韓国法相が辞任 就任1カ月、文政権に打撃

西日本新聞 総合面 池田 郷

 【ソウル池田郷】韓国の文在寅(ムンジェイン)大統領の腹心で、親族に数々の不正疑惑が浮上していたチョ国(グク)法相が14日、辞任した。文氏は9月、公約の検察改革の旗頭としてチョ氏の法相任命を強行したが、世論は強く反発。チョ氏は就任約1カ月で辞任に追い込まれた。野党は文氏の任命責任を追及する構え。政権の求心力に影響を及ぼす可能性もある。

 チョ氏は14日、「これ以上、私の家族のことで大統領と政府に負担をかけてはいけないと判断した」と辞任理由を説明。文氏も同日、チョ氏の法相就任を巡り支持、不支持で国論が二分したことを踏まえ「国民に多くの葛藤をもたらした点を非常に申し訳なく思う」と陳謝した。

 検察はチョ氏の就任直前、娘の大学入学に絡む不正疑惑を巡って私文書偽造罪で妻のチョン・ギョンシム韓国東洋大教授を起訴した。

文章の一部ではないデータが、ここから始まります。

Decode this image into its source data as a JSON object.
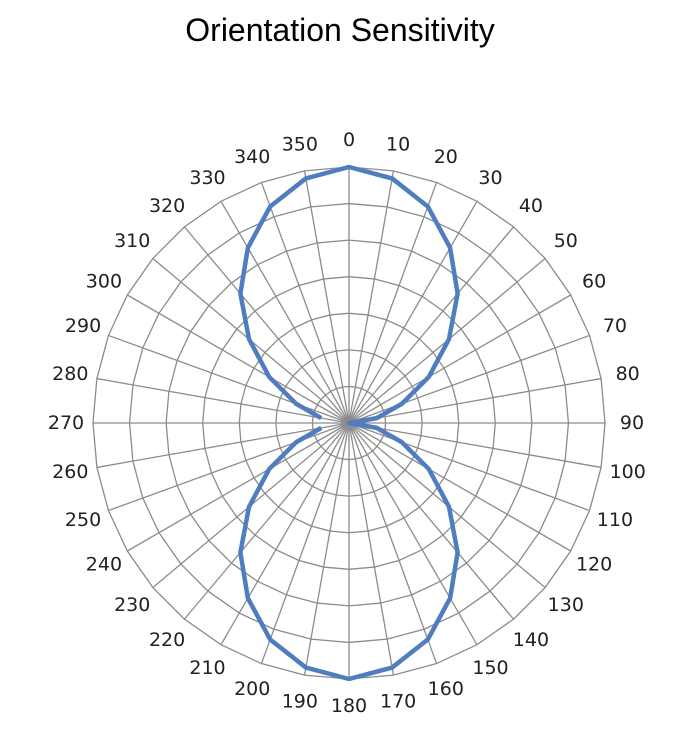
{
  "chart_data": {
    "type": "radar",
    "title": "Orientation Sensitivity",
    "angles": [
      0,
      10,
      20,
      30,
      40,
      50,
      60,
      70,
      80,
      90,
      100,
      110,
      120,
      130,
      140,
      150,
      160,
      170,
      180,
      190,
      200,
      210,
      220,
      230,
      240,
      250,
      260,
      270,
      280,
      290,
      300,
      310,
      320,
      330,
      340,
      350
    ],
    "values": [
      1.0,
      0.97,
      0.9,
      0.79,
      0.66,
      0.51,
      0.36,
      0.22,
      0.11,
      0.0,
      0.11,
      0.22,
      0.36,
      0.51,
      0.66,
      0.79,
      0.9,
      0.97,
      1.0,
      0.97,
      0.9,
      0.79,
      0.66,
      0.51,
      0.36,
      0.22,
      0.11,
      0.0,
      0.11,
      0.22,
      0.36,
      0.51,
      0.66,
      0.79,
      0.9,
      0.97
    ],
    "gaps": [
      27
    ],
    "rlim": [
      0,
      1
    ],
    "rings": 7,
    "grid": true,
    "series_color": "#4f7dc0",
    "grid_color": "#8c8c8c"
  }
}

その後、ほかの不正投資などの疑惑も含め、チョン氏を5回にわたり事情聴取。18日にはチョン氏の初公判が迫っていた。

 韓国では10月に入り、保守派を中心にチョ氏の辞任を求める数十万人規模とされる集会が繰り返し開かれた。文政権を支持する革新派も検察改革とチョ氏続投を訴える大規模デモで対抗した。韓国の世論調査会社が14日付で発表した文氏の支持率は41・4%で、不支持の56・1%を大きく下回った。

 チョ氏は14日、辞意表明の直前に法相として検察改革案を発表した。全国7地検にある特捜部を3地検に再編するなど捜査権限を縮小する内容。改革案の一部は15日に閣議決定された。

 韓国の革新派には、検察が軍事独裁政権や保守派政権と結託して民主化運動を抑圧してきたなどとして反発が根強い。チョ氏は辞意表明の記者会見で「私は検察改革の火付け役にすぎない」と述べ、改革の重要性を改めて強調した。